These results showed that different genes control the life span of C. elegans and the length of reproductive time. In her latest work, Murphy wanted to know whether reproduction and life span were two aspects of the same overall genetic pathway or completely separate entities. To answer this question, Murphy tracked which genes were turned on and off over time in the oocytes and somatic cells in C. elegans IGF-1 and TGF-β mutants, as well as wild-type worms.
Murphy found that the normal pattern of gene activation seen in aging wild-type C. elegans was reversed in the body cells and oocytes of IGF-1 mutants. Gene activation was also reversed in the oocytes of TGF-β mutants. With genes that helped them produce higher-quality eggs for a longer period of time, the TGF-β mutants had double the reproductive span as control worms. When Murphy compared the genes turned off and on in oocytes and body cells of the same worm, however, she saw that two completely different sets of genes controlled oocyte and body-cell aging in C. elegans. Those genes that helped somatic cells live longer and age more slowly maintained the quality of the cell's membranes and proteins. The genes linked to oocyte longevity, however, preserved the integrity of chromosomes and DNA.

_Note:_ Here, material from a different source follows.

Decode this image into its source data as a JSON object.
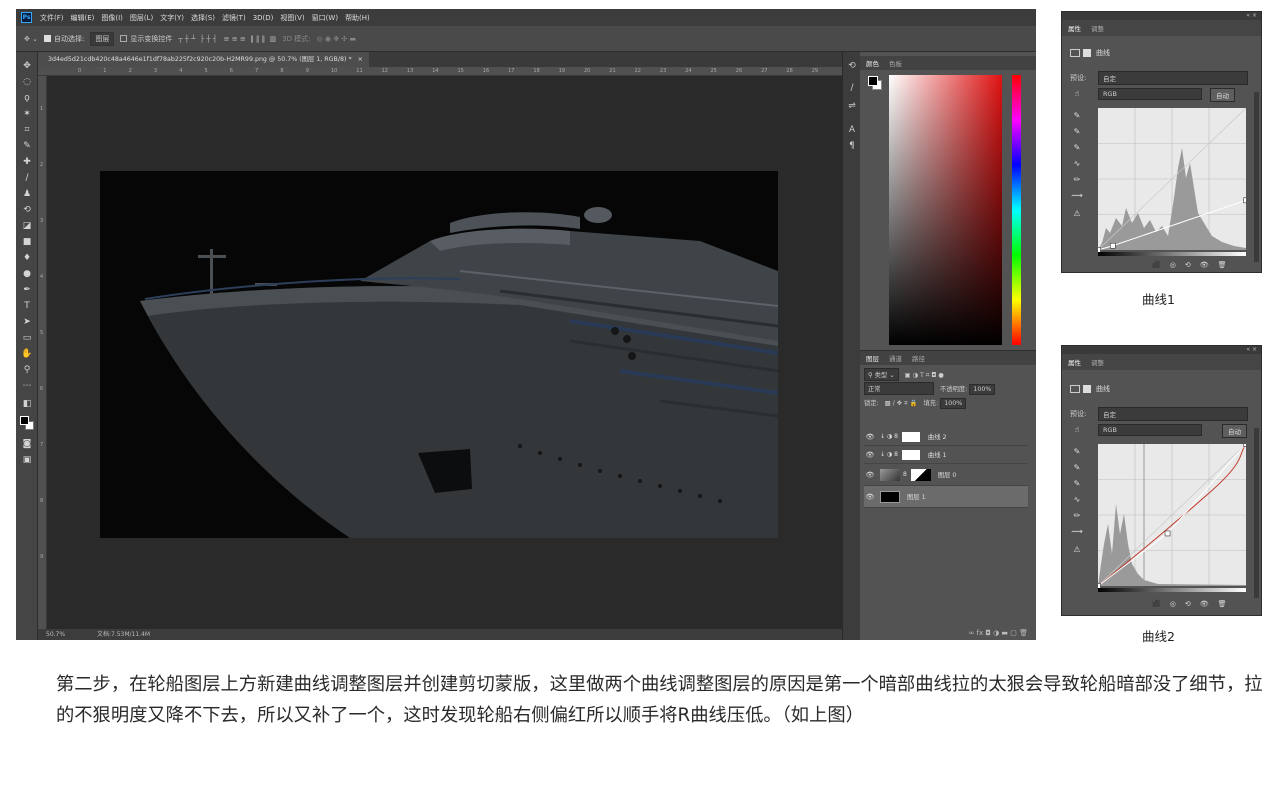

"The TGF-β have a longer reproductive span by better maintaining their DNA, chromosomes and chromatin structure—all these things that have to do with the DNA components of the cell. That's a completely non-overlapping pathway with the kind of genes we see regulating somatic aging," Murphy says. Genes maintaining protein and cell membrane quality help drive body cell longevity, because the priority of these cells is to preserve existing function rather than produce large numbers of new cells.

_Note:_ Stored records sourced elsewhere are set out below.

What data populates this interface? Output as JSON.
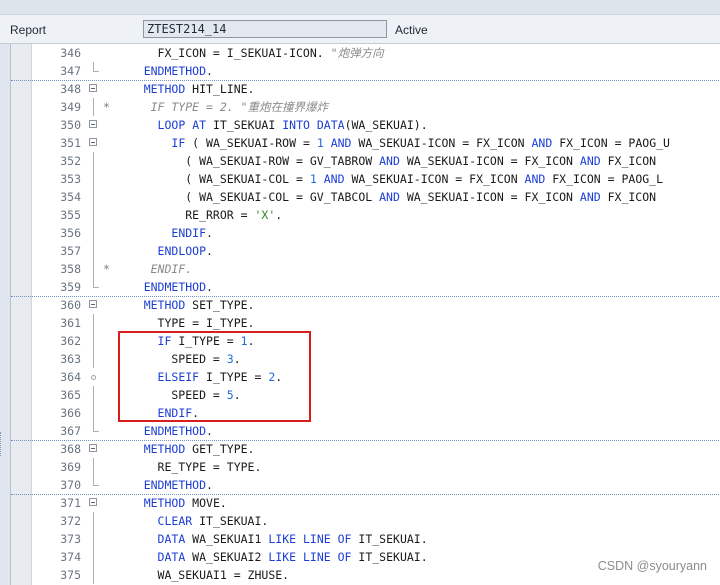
{
  "header": {
    "type_label": "Report",
    "program_name": "ZTEST214_14",
    "status": "Active"
  },
  "code_lines": [
    {
      "n": "346",
      "text": "      FX_ICON = I_SEKUAI-ICON. \"炮弹方向"
    },
    {
      "n": "347",
      "text": "    ENDMETHOD."
    },
    {
      "n": "348",
      "text": "    METHOD HIT_LINE."
    },
    {
      "n": "349",
      "text": "*     IF TYPE = 2. \"重炮在撞界爆炸"
    },
    {
      "n": "350",
      "text": "      LOOP AT IT_SEKUAI INTO DATA(WA_SEKUAI)."
    },
    {
      "n": "351",
      "text": "        IF ( WA_SEKUAI-ROW = 1 AND WA_SEKUAI-ICON = FX_ICON AND FX_ICON = PAOG_U"
    },
    {
      "n": "352",
      "text": "          ( WA_SEKUAI-ROW = GV_TABROW AND WA_SEKUAI-ICON = FX_ICON AND FX_ICON"
    },
    {
      "n": "353",
      "text": "          ( WA_SEKUAI-COL = 1 AND WA_SEKUAI-ICON = FX_ICON AND FX_ICON = PAOG_L"
    },
    {
      "n": "354",
      "text": "          ( WA_SEKUAI-COL = GV_TABCOL AND WA_SEKUAI-ICON = FX_ICON AND FX_ICON"
    },
    {
      "n": "355",
      "text": "          RE_RROR = 'X'."
    },
    {
      "n": "356",
      "text": "        ENDIF."
    },
    {
      "n": "357",
      "text": "      ENDLOOP."
    },
    {
      "n": "358",
      "text": "*     ENDIF."
    },
    {
      "n": "359",
      "text": "    ENDMETHOD."
    },
    {
      "n": "360",
      "text": "    METHOD SET_TYPE."
    },
    {
      "n": "361",
      "text": "      TYPE = I_TYPE."
    },
    {
      "n": "362",
      "text": "      IF I_TYPE = 1."
    },
    {
      "n": "363",
      "text": "        SPEED = 3."
    },
    {
      "n": "364",
      "text": "      ELSEIF I_TYPE = 2."
    },
    {
      "n": "365",
      "text": "        SPEED = 5."
    },
    {
      "n": "366",
      "text": "      ENDIF."
    },
    {
      "n": "367",
      "text": "    ENDMETHOD."
    },
    {
      "n": "368",
      "text": "    METHOD GET_TYPE."
    },
    {
      "n": "369",
      "text": "      RE_TYPE = TYPE."
    },
    {
      "n": "370",
      "text": "    ENDMETHOD."
    },
    {
      "n": "371",
      "text": "    METHOD MOVE."
    },
    {
      "n": "372",
      "text": "      CLEAR IT_SEKUAI."
    },
    {
      "n": "373",
      "text": "      DATA WA_SEKUAI1 LIKE LINE OF IT_SEKUAI."
    },
    {
      "n": "374",
      "text": "      DATA WA_SEKUAI2 LIKE LINE OF IT_SEKUAI."
    },
    {
      "n": "375",
      "text": "      WA_SEKUAI1 = ZHUSE."
    }
  ],
  "watermark": "CSDN @syouryann"
}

"What drives the decline in oocyte quality in human females is chromosome abnormalities," Hassold says. "The likelihood of a woman in her twenties conceiving a chromosomally abnormal embryo is under 5 percent. For a woman in her forties, the likelihood may be as high as 50 percent." As with humans, he says, the oocytes of C. elegans also show an increase in chromosome abnormalities with aging.
With more women delaying childbirth until their thirties or even later, understanding how oocytes age is crucial to helping women have healthy babies. But the importance of Murphy's work extends beyond fertility and childbirth. By understanding how different cells age, Murphy says, researchers may one day not only extend reproduction, but also life span and organ function.